Summary

■ Urethrovesical anastomosis is one of the most demanding steps of the whole laparoscopic prostatectomy.

■ The pubic bone impairs the visibility and the access to the urethral stump making the placement of the sutures difficult.

■ The preserved length of the urethra is essential to the quality of the urethrovesical anastomosis.

■ Relative preservation of the bladder neck contributes to the feasibility of the anastomosis.

■ The best and easiest anastomoses are obtained through an iterative sequence of maneuvers, ensuring an optimal management of the needle exchange between both needle holders.

■ In laparoscopic vesicourethral anastomosis, the main difficulty may still reside in the tying of the first knot; this step must successfully achieve two main goals, as the approximation of the bladder as well as the adequate start point of an immediately watertight anastomosis. The use of two hemicircumferential running sutures instead of interrupted sutures greatly simplified a crucial part of laparoscopic radical prostatectomy. Such technical advances made laparoscopic prostatectomy coming closer to the operating times of open radical prostatectomy while reducing postoperative morbidity.

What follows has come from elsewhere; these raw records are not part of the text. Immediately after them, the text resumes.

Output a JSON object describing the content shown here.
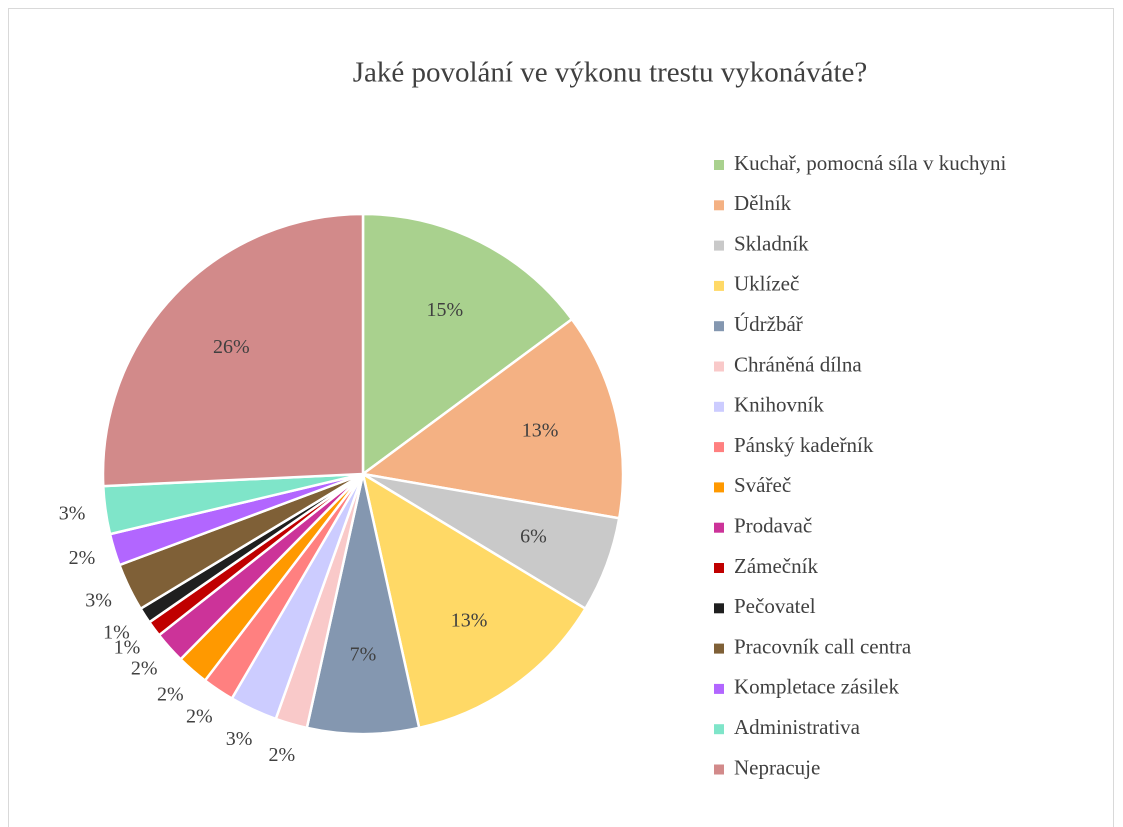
{
  "chart_data": {
    "type": "pie",
    "title": "Jaké povolání ve výkonu trestu vykonáváte?",
    "categories": [
      "Kuchař, pomocná síla v kuchyni",
      "Dělník",
      "Skladník",
      "Uklízeč",
      "Údržbář",
      "Chráněná dílna",
      "Knihovník",
      "Pánský kadeřník",
      "Svářeč",
      "Prodavač",
      "Zámečník",
      "Pečovatel",
      "Pracovník call centra",
      "Kompletace zásilek",
      "Administrativa",
      "Nepracuje"
    ],
    "values": [
      15,
      13,
      6,
      13,
      7,
      2,
      3,
      2,
      2,
      2,
      1,
      1,
      3,
      2,
      3,
      26
    ],
    "value_labels": [
      "15%",
      "13%",
      "6%",
      "13%",
      "7%",
      "2%",
      "3%",
      "2%",
      "2%",
      "2%",
      "1%",
      "1%",
      "3%",
      "2%",
      "3%",
      "26%"
    ],
    "colors": [
      "#a9d18e",
      "#f4b183",
      "#c9c9c9",
      "#ffd966",
      "#8497b0",
      "#f9c9c9",
      "#ccccff",
      "#ff8080",
      "#ff9900",
      "#cc3399",
      "#c00000",
      "#1f1f1f",
      "#7f6037",
      "#b266ff",
      "#7fe5c9",
      "#d28a8a"
    ],
    "legend": "right"
  }
}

■ The "single knot" running urethrovesical anastomosis described offers another simplifying step to the laparoscopic surgeon interested in performing laparoscopic radical prostatectomy. The method is easy to learn and perform, is watertight and appears to have a low risk of bladder neck contracture. This may enable surgeons with limited suturing experience to master this difficult technical step, unavoidably located at the end of a very challenging procedure.